Domestic supply base
While automation has grown, Covid-19 has made the installation of new machinery a challenge, Mirza says, especially for equipment from overseas. “During the lockdown, we installed one locally-procured line for making Italian sauces that was critical for business,” Mirza says. However, plans to set up other imported equipment are “on hold due to the lockdown and quarantine restrictions in the suppliers’ home country,” he adds.
Given India’s strength in IT and software, it is possible more machinery could be sourced domestically, Frost & Sullivan’s Tiwari suggests. Automated solutions being made available locally for Indian food companies include supervisory control and data acquisition (SCADA) controllers, programmable logic controllers (PLC), advanced robotics and automated storage and retrieval systems, he says. “Industry 4.0 and ‘Internet of Things’ integration also support manufacturing systems to generate necessary analytics to self-correct [production] processes,” he notes – another potential strength of the Indian tech sector.
And more basic machines are being made to an adequate standard at affordable prices in India, says Piruz Khambatta, chairman of Ahmedabad-based food and beverage manufacturing business Rasna. Until ten years ago, almost every good food processing machine for making chocolate, noodles and food packaging were imported, but not any longer, he says. “Almost all dairy and snacks making equipment are made in India.”
Indeed, there is a wide range of locally-made machines that can fit tight budgets and variable consumer demand. “Potato chips lines [made in India] cost INR20m but there are also those available for INR1m,” Foodees’ Gupta says.
That said, Khambatta stresses that where cutting-edge hardware is more important – say with robotics driven by artificial intelligence – Indian food manufacturers will think of importing equipment from overseas suppliers. Khambatta, who is also the chair of the national committee on food processing for the Confederation of Indian Industry, says AI-driven robotics is especially under consideration for “controlling [the] moisture and quality parameters inside [food] manufacturing facilities”.
One encouragement for investing in overseas tech is India’s central government’s Export Promotion Capital Goods Scheme that allows the duty-free import of machinery that will make products for export, Khambatta says.

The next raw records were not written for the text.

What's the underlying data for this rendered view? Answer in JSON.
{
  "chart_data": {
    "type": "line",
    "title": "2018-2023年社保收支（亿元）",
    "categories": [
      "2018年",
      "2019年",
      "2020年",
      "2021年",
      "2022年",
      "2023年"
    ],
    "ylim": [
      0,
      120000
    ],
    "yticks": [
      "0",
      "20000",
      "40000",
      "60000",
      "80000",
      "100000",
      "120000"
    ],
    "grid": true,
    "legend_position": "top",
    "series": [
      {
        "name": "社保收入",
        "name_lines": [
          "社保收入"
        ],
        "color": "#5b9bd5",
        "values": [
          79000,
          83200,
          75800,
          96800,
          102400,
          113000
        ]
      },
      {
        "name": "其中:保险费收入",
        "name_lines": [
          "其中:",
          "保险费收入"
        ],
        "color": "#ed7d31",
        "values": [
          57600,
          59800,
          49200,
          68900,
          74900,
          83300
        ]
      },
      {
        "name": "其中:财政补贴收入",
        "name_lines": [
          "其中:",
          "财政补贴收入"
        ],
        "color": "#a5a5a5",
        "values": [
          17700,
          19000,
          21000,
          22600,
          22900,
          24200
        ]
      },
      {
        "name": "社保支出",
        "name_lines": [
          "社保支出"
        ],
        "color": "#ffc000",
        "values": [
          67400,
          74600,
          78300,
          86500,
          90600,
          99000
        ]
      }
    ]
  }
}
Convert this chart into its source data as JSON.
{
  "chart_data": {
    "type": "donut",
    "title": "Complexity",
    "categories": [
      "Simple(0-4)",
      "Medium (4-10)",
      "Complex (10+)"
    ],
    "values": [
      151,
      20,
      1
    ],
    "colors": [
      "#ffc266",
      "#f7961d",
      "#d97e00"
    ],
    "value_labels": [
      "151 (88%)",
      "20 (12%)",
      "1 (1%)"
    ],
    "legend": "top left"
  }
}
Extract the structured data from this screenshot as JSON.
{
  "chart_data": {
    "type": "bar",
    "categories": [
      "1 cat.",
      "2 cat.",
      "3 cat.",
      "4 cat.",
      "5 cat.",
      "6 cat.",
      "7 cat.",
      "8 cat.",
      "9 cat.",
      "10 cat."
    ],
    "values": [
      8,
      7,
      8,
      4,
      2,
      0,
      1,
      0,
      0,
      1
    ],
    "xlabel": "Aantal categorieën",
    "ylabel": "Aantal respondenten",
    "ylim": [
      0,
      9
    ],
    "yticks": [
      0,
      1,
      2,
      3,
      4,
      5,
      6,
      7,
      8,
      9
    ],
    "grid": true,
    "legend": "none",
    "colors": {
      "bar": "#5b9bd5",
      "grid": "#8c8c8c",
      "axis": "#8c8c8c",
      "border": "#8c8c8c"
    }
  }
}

What is clear, however, is wherever they source machinery, India’s packaged-food companies are seeing value in investing in automation.
Himanshu Manglik, president of the Gurgaon-based consultancy firm Walnutcap and formerly a senior executive at Nestlé’s local arm in India, says once large systems are in place, companies can make smaller changes that give significant productivity gains.
“These could be simple – for example where and how best to place the sensors,” he says. “With swift changes and switch-overs, the existing lines can efficiently produce even small batches of new product variants.”
At Kanchan Metals, Raghav Gupta says automation can offer excess capacity for contract manufacturers to be able to swiftly orient production for a brand whose sales are booming, with demand exceeding supply. Such contracting offers important flexibility in a fluid packaged-food market operating against the backdrop of Covid-19.
Of course, the prospect of increased – and accelerated – investment in automation can lead to concerns about the fate of manufacturing jobs.
Proponents of automation sometimes suggest the technology does not necessarily mean mass redundancies and instead changes the nature of the work performed by human staff.
Manglik and Foodees’ Gupta argue most companies undergoing automation – especially larger manufacturers – want to retain their existing workforce by redeploying them in other processes like packaging or training them to upgrade their skills. Following investment in automation, production can rise substantially and there may be additional human tasks to undertake.
There will, of course, as in economies the world over, be some concerns about the impact increased automation may have on human staff in India’s packaged-food sector.